# 52 Years Ago Today



## NewBerlinBaler (May 30, 2011)

On September 22, 1960 at a campaign stop in South Dakota, presidential candidate John Kennedy said:

"The farmer is the only man in our economy who buys everything at retail, sells everything at wholesale and pays the freight both ways".

Has much changed?


----------



## steve in IN (Sep 30, 2009)

Not much. We still pay for everything and take what we can get. The thing I dont understand is that consumer technology(Microwaves,toasters ,computers,etc.) gets cheaper but all ag technology goes up every year.


----------



## mlappin (Jun 25, 2009)

steve in IN said:


> Not much. We still pay for everything and take what we can get. The thing I dont understand is that consumer technology(Microwaves,toasters ,computers,etc.) gets cheaper but all ag technology goes up every year.

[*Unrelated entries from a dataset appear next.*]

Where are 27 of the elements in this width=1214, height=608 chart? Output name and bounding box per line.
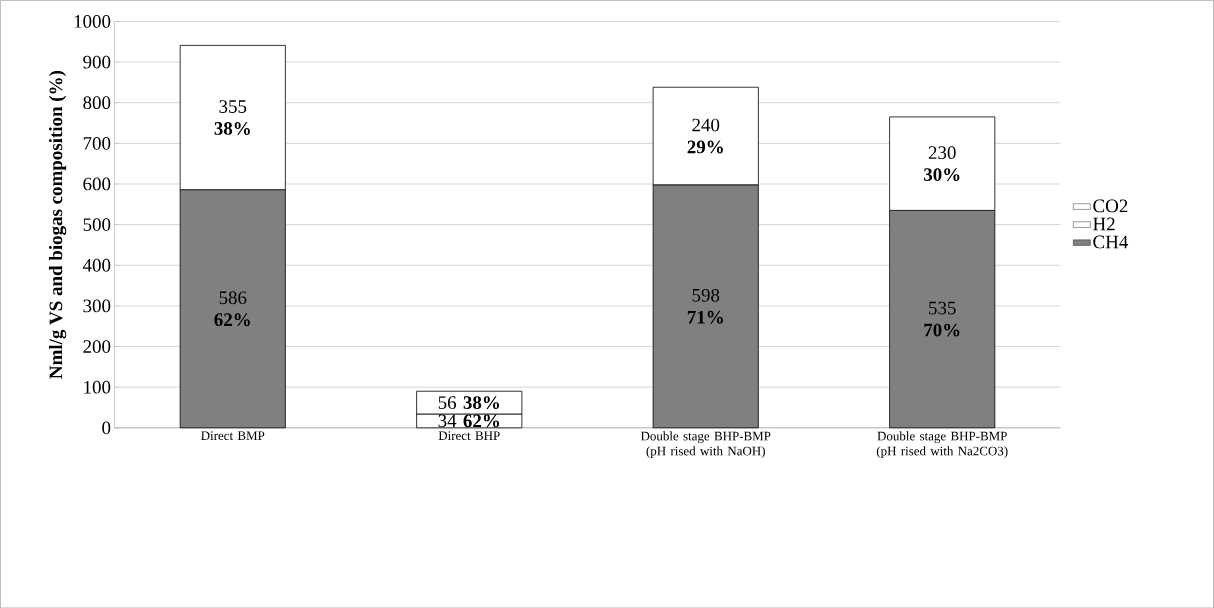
legend-label: H2 <box>1093 217 1115 230</box>
data-label: 586 62% <box>214 291 250 326</box>
y-tick-label: 100 <box>84 380 111 394</box>
data-label: 34 62% <box>438 414 500 428</box>
y-tick-label: 0 <box>102 421 111 435</box>
data-label: 56 38% <box>438 396 500 409</box>
y-tick-label: 400 <box>82 258 111 272</box>
y-tick-label: 600 <box>83 177 111 191</box>
legend-label: CO2 <box>1093 199 1128 213</box>
y-tick-label: 900 <box>83 55 111 69</box>
x-tick-label: Double stage BHP-BMP (pH rised with Na2CO3) <box>876 431 1008 458</box>
y-tick-label: 300 <box>83 299 111 313</box>
legend-label: CH4 <box>1093 235 1129 249</box>
y-tick-label: 1000 <box>74 14 111 28</box>
x-tick-label: Double stage BHP-BMP (pH rised with NaOH) <box>640 431 771 458</box>
y-axis-title: Nml/g VS and biogas composition (%) <box>48 70 67 379</box>
data-label: 355 38% <box>214 99 250 135</box>
data-label: 230 30% <box>923 146 960 181</box>
data-label: 535 70% <box>924 301 960 337</box>
y-tick-label: 500 <box>83 218 111 231</box>
x-tick-label: Direct BHP <box>438 431 500 440</box>
data-label: 598 71% <box>687 288 723 324</box>
y-tick-label: 700 <box>83 136 111 150</box>
x-tick-label: Direct BMP <box>201 431 265 440</box>
y-tick-label: 800 <box>83 96 111 109</box>
data-label: 240 29% <box>687 118 723 154</box>
y-tick-label: 200 <box>83 339 111 353</box>
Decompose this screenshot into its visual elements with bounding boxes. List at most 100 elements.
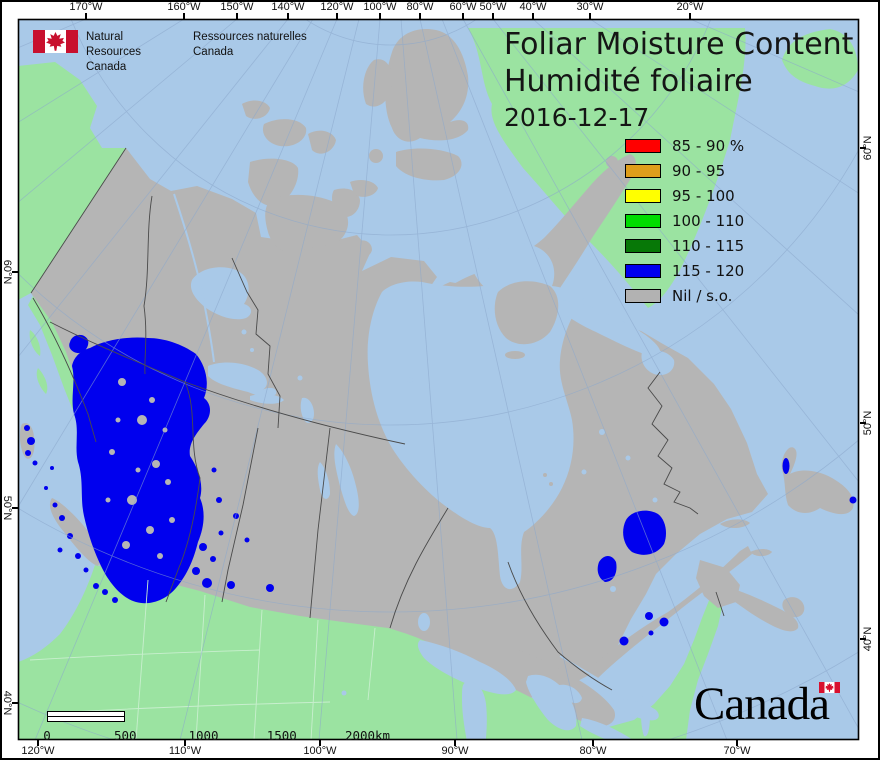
legend-row: 95 - 100 xyxy=(625,183,744,208)
axis-tick xyxy=(454,740,456,746)
axis-tick xyxy=(689,13,691,19)
axis-tick xyxy=(11,271,18,273)
scalebar-midline xyxy=(47,716,125,717)
axis-label-top: 120°W xyxy=(320,1,354,13)
axis-label-top: 30°W xyxy=(576,1,604,13)
fmc-quebec-small xyxy=(597,556,617,582)
axis-tick xyxy=(592,740,594,746)
victoria-island xyxy=(265,194,349,253)
legend-swatch xyxy=(625,213,661,228)
fmc-bc-small xyxy=(69,334,89,354)
legend-row: 100 - 110 xyxy=(625,208,744,233)
hudson-bay xyxy=(367,281,584,590)
map-frame xyxy=(17,18,860,741)
axis-tick xyxy=(462,13,464,19)
legend-label: 95 - 100 xyxy=(672,186,735,205)
axis-tick xyxy=(532,13,534,19)
logo-en-line2: Canada xyxy=(86,61,127,73)
inland-waters xyxy=(173,193,675,740)
axis-tick xyxy=(85,13,87,19)
legend-row: Nil / s.o. xyxy=(625,283,744,308)
scalebar-unit: km xyxy=(375,728,391,743)
axis-tick xyxy=(11,702,18,704)
axis-label-bottom: 70°W xyxy=(723,745,751,757)
pei xyxy=(750,549,772,557)
lake-michigan xyxy=(462,681,487,740)
great-slave-lake xyxy=(208,362,277,398)
axis-label-left: 40°N xyxy=(1,690,13,716)
title-en: Foliar Moisture Content xyxy=(504,27,854,62)
legend-label: 115 - 120 xyxy=(672,261,745,280)
greenland xyxy=(468,28,746,308)
banks-island xyxy=(248,158,299,207)
scalebar: 0 500 1000 1500 2000 km xyxy=(43,711,390,743)
ellesmere-island xyxy=(385,28,469,142)
axis-tick xyxy=(184,740,186,746)
non-canada-lands xyxy=(18,28,858,740)
lake-huron xyxy=(526,674,577,731)
great-bear-lake xyxy=(190,267,252,320)
axis-tick xyxy=(589,13,591,19)
axis-tick xyxy=(11,507,18,509)
axis-tick xyxy=(419,13,421,19)
lake-athabasca xyxy=(250,393,284,404)
nova-scotia xyxy=(726,588,799,632)
axis-label-bottom: 110°W xyxy=(168,745,202,757)
ungava-bay xyxy=(641,350,675,376)
canada-wordmark: Canada xyxy=(694,679,854,733)
legend-swatch xyxy=(625,263,661,278)
axis-tick xyxy=(319,740,321,746)
wordmark-flag-icon xyxy=(819,682,840,693)
axis-label-left: 60°N xyxy=(1,259,13,285)
scalebar-label: 500 xyxy=(113,728,137,743)
title-fr: Humidité foliaire xyxy=(504,64,753,99)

That's simple, probably at least 30 major brands of microwaves out there but maybe half a dozen to a dozen companies that offer ag tech.


----------



## somedevildawg (Jun 20, 2011)

Problem is volume of sales with ag equipment, just not enuf to offset the required expenditure for development of said technology. Always been like that for electronics, that's why the pc was such an important development, enuf of the product was sold to offset the cost of development, in return we have exponentially increased memory, processor speed, bandwidth, etc. on the money generated by the vast volume of sales. And of course this demand has increased competition which in turn drives down costs and increases efficiency in manufacturing. Just not there with ag business. Interesting to see the marriage of tablet type control/interface in the newer cars, signaling a end to the conventional controls of manual switches and cables, drive by wire if you will.... My .02


----------